18世紀の「トゥイッケナム・ソサエティ」で中心人物の1人だったのが、「マーブル・ヒル・ハウス」の女主人、サフォーク伯爵夫人ヘンリエッタ・ハワードだ(1689~1767年)。国王ジョージ2世の愛妾でもあり、公妾として受け取った「手当」でトゥイッケナムの土地を購入、マーブル・ヒル・ハウスを建てた。
ウィットに富み、知性に溢れたヘンリエッタは、近所に住む詩人・翻訳家のアレクサンダー・ポープ、作家・政治家のホレス・ウォルポール(ストロベリー・ヒル・ハウスに居住)、ポープの自宅に頻繁に滞在していた作家のジョナサン・スウィフト(「ガリヴァー旅行記」の作者)らを招いて親しく交流し、「芸術家の理想郷(アルカディア)」をつくり上げた。

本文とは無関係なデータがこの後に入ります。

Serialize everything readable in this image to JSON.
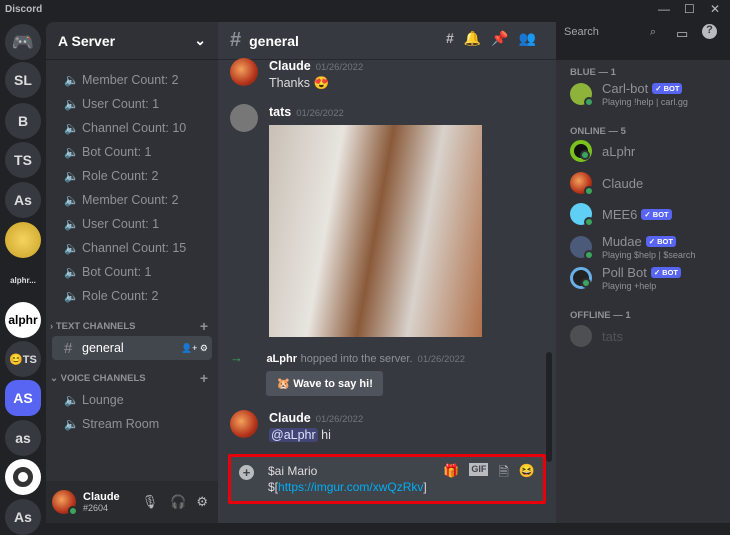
{
  "app": {
    "title": "Discord",
    "min": "—",
    "max": "☐",
    "close": "✕"
  },
  "servers": [
    "SL",
    "B",
    "TS",
    "As",
    "alphr...",
    "alphr",
    "😊TS",
    "AS",
    "as",
    "As"
  ],
  "sidebar": {
    "server_name": "A Server",
    "voice_stats": [
      "Member Count: 2",
      "User Count: 1",
      "Channel Count: 10",
      "Bot Count: 1",
      "Role Count: 2",
      "Member Count: 2",
      "User Count: 1",
      "Channel Count: 15",
      "Bot Count: 1",
      "Role Count: 2"
    ],
    "text_category": "TEXT CHANNELS",
    "text_channels": [
      "general"
    ],
    "voice_category": "VOICE CHANNELS",
    "voice_channels": [
      "Lounge",
      "Stream Room"
    ]
  },
  "user_panel": {
    "name": "Claude",
    "tag": "#2604"
  },
  "header": {
    "channel": "general",
    "search_placeholder": "Search"
  },
  "messages": [
    {
      "author": "Claude",
      "time": "01/26/2022",
      "text": "Thanks 😍"
    },
    {
      "author": "tats",
      "time": "01/26/2022",
      "text": ""
    },
    {
      "author": "aLphr",
      "action": "hopped into the server.",
      "time": "01/26/2022",
      "button": "Wave to say hi!"
    },
    {
      "author": "Claude",
      "time": "01/26/2022",
      "mention": "@aLphr",
      "text": "hi"
    }
  ],
  "input": {
    "line1": "$ai Mario",
    "prefix": "$[",
    "link": "https://imgur.com/xwQzRkv",
    "suffix": "]",
    "gif": "GIF"
  },
  "members": {
    "groups": [
      {
        "label": "BLUE — 1",
        "items": [
          {
            "name": "Carl-bot",
            "bot": "✓ BOT",
            "status": "Playing !help | carl.gg"
          }
        ]
      },
      {
        "label": "ONLINE — 5",
        "items": [
          {
            "name": "aLphr"
          },
          {
            "name": "Claude"
          },
          {
            "name": "MEE6",
            "bot": "✓ BOT"
          },
          {
            "name": "Mudae",
            "bot": "✓ BOT",
            "status": "Playing $help | $search"
          },
          {
            "name": "Poll Bot",
            "bot": "✓ BOT",
            "status": "Playing +help"
          }
        ]
      },
      {
        "label": "OFFLINE — 1",
        "items": [
          {
            "name": "tats"
          }
        ]
      }
    ]
  },
  "colors": {
    "accent": "#5865f2",
    "online": "#3ba55d",
    "link": "#00aff4",
    "highlight": "#e8000b"
  }
}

ポープより5年ほど遅い1724年に引っ越してきたヘンリエッタは、彼が造った洞窟の影響を受け、自邸のガーデンにも洞窟を建造したいと計画。ポープはその相談にものっていたという。とは言っても、ポープス・グロットのような複雑なものではなく、噴水を備えた小さな「ほら穴」のようなもので、期待して行くと物足りなく思うかもしれない。当時は2ヵ所あったが、現在は1ヵ所のみ、その姿を留めている。
マーブル・ヒル・ハウスは、なんと入場無料であることが嬉しい。ついでに訪れるには最適の場所と言える。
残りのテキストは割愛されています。